Ловец удовольствий и мастер оплошностей
Шрифт:
Правила – этого было больше всего. Некоторые из них я обнаруживал в себе лишь со временем, годы спустя. Я до наивности плохо переносил вранье, хотя сам искусно умел и врать и лгать, умел не путать одно с другим. Я был патологически несгибаем, горд, выносив и самоуверен, чем мог навредить себе в самой обыденной жизненной ситуации, даже во время ссор с женой, с обществом.
Я отучился на германиста, с педагогически уклоном, хотя не собирался посвятить себя ни тому ни другому поприщу. Немецкий язык я пошел учить, чтобы сразу же, лет в семнадцать, найти себе какое-нибудь
Мир быстро изменился. Родители быстро состарились. Мать умерла от болезни, когда ей было чуть больше, чем мне на день написания этих строк. Отец, старик стариком, после моего шумного отъезда за границу отовсюду уволенный, корпел все эти годы на своей дряхлеющей даче, решив прокормить себя с земли, как и многие сослуживцы. А может быть просто не находил в жизни другого смысла после того, как стал вдовцом, и после того, как развалился его мир, его страна. Но так все видится задним числом, когда всё давно позади.

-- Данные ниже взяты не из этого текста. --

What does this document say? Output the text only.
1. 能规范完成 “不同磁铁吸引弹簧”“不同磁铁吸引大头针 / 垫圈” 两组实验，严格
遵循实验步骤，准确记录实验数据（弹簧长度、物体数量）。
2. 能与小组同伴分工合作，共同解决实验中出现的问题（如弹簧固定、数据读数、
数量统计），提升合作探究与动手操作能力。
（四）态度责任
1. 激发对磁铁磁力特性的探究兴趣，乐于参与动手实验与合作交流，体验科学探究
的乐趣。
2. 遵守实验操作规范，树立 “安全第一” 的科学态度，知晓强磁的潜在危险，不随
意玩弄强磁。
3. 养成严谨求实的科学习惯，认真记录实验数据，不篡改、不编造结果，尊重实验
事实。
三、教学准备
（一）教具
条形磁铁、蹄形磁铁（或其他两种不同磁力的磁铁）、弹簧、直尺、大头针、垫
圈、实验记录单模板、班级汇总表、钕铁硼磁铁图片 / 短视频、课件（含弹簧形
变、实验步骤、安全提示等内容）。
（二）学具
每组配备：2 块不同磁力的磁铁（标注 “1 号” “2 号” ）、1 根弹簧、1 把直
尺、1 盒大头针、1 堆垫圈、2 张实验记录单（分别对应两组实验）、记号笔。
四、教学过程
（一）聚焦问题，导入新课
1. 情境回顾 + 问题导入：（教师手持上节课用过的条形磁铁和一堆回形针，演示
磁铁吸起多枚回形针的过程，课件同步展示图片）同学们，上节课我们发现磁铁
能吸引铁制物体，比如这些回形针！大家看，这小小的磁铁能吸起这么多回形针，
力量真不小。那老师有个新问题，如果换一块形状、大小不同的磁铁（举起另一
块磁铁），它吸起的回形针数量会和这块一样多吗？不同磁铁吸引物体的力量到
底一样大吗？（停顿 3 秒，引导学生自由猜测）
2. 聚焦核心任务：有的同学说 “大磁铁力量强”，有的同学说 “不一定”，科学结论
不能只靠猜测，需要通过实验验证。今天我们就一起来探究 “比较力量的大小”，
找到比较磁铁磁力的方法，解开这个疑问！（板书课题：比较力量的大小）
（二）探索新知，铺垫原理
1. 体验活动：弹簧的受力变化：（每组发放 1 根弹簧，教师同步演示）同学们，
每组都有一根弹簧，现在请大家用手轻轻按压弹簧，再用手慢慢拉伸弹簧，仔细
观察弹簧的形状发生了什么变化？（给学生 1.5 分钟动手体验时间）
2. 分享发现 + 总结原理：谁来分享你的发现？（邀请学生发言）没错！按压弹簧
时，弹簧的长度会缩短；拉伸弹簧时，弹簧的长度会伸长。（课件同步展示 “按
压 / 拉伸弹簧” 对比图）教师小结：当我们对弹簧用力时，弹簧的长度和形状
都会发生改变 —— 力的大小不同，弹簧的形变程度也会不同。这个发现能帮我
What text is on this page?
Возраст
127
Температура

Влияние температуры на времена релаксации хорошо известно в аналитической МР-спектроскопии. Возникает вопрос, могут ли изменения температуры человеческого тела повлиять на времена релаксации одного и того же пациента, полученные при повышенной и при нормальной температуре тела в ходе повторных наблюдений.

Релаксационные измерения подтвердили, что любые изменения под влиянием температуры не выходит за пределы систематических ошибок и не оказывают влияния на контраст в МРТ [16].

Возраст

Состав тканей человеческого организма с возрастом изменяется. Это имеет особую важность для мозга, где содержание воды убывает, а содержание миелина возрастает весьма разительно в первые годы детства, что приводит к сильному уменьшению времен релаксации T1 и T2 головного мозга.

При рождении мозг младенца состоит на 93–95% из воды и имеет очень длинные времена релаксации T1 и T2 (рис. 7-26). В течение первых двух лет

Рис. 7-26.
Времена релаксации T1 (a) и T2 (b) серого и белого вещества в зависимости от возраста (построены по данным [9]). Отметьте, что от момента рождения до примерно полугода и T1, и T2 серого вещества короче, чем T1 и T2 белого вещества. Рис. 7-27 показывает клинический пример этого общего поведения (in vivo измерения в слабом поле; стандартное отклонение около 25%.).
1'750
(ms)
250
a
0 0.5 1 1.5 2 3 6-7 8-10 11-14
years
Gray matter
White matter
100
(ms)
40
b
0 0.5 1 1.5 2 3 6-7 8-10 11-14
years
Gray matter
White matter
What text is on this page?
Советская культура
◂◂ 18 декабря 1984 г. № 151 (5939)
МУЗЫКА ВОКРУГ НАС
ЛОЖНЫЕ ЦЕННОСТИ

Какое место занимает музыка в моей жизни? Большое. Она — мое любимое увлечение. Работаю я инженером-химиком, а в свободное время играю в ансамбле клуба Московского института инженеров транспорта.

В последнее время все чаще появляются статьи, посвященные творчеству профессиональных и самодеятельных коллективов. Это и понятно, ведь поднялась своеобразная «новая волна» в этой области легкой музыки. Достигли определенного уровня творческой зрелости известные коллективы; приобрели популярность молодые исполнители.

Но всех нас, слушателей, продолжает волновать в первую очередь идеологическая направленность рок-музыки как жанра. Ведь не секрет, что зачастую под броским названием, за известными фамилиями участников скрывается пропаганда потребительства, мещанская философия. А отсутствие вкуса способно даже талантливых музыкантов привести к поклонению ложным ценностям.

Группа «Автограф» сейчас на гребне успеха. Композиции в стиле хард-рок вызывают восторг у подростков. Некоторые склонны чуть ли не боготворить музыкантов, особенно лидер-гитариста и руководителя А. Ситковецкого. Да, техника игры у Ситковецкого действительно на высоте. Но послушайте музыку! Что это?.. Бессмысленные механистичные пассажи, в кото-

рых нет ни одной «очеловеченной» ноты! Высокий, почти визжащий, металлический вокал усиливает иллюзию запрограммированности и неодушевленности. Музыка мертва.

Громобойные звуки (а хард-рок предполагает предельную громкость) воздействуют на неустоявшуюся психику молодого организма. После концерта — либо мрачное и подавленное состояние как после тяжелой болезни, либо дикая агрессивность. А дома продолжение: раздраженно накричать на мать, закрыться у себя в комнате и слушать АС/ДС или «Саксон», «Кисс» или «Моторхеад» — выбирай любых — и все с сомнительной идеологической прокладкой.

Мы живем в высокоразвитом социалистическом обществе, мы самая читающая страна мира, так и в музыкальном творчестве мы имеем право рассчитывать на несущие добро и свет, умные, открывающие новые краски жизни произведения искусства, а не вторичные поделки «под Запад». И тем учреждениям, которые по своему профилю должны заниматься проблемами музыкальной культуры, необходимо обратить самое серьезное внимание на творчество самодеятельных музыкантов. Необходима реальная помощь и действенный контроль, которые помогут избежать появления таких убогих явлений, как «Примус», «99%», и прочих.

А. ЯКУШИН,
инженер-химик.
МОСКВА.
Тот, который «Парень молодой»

Тогда же, в советское время, в годы моей молодости, мир разрывали противоречия невидимые. Мы жили с ними, как слепцы, не знающие, как выглядит палка, с которой они ходят, но воспринимали это как что-то само собой разумеющееся, потому что просто не знали ничего другого. А годы спустя оказалось, что главные противоречия, заложенные в саму жизнь, для всех одни и те же повсюду. Как для слепых, так и для зрячих. Главное не в системе, а в нас самих. И в этом есть что-то непостижимое, предначертанное.
Предначертанность была и в том, что Мишель, моя первая французская жена, вытаскивавшая меня из омута моего советского прошлого, чтобы выйти за меня замуж, и прославившая меня в переменчивой среде министров иностранных дел и дипломатов, так и не нашла во мне своего счастья, ради достижения которого потратила столько сил.
В мире всё почему-то абсолютно. Каждый миг, каждое чувство, каждое событие, каждая перемена. Но не будь этого, реальность, наверное, рассыпалась бы перед нами в крошево постоянно, целиком. У реальности нет другой альтернативы, нет запасного измерения. При этом всё каким-то невероятно жестким образом связано, словно тесловский эфир. По-другому всё это существовать не может. Всё единично.
Я всегда это понимал. Но не мог и шагу дальше ступить в понимании этих непостижимых закономерностей моей жизни.
Мишель могла проводить в постели дни и ночи напролет. Стройная, невысокая, щуплая, в те годы еще не утратившая привилегий своего возраста и той особой обольстительности, свойственной некоторым породистым француженкам, – Мишель все свои нужды сводила к постели. Секс для таких, как она – серьезное жизненное занятие. И она ставила его выше своего «я», выше своего благополучия.
Наши долгие утехи никогда не были однообразными. Мы хорошо друг друга понимали. Хрупкая двусмысленная игра, в которую постепенно перерастали наши плотские отношения, а с ними и все прочие, чем-то напоминала детскую пошаговую игру «брось кубик – двинь фишку». И даже десять-двадцать лет спустя воспоминания о тех днях вызывали у меня дрожь в руках. Всё это оставило во мне какой-то утопический, несбыточный привкус чего-то реально существовавшего, но упущенного. Не любовь, не слюнявые сантименты, а нечто упругое, здоровое, физическое – вот, что нас связывало.
Литература, на которой я был женат в тайне ото всех, незаконно, обрекала меня на двойную жизнь. Это не сулило ничего хорошего. Хотя Мишель вряд ли в чем-то меня подозревала. Но уже тогда я начинал догадываться, что Мишель ни в чем не могла реализовать себя по-настоящему.
Иногда я с заминкой в душе вспоминал про Громыко, про обращения к нему послов и министров, просивших отпустить меня жить своей жизнью. Что бы он, бедняга, подумал о жизни вообще, о собственной судьбе, если бы узнал, ради чего все эти люди так пеклись и на что сам он тратил время? В этом проглядывала какая-то мучительная правда жизни, и она очень помогала ставить под вопрос свои спонтанные душевные порывы. Главное в жизни – это всё же не то, что мы привыкли называть громкими словами.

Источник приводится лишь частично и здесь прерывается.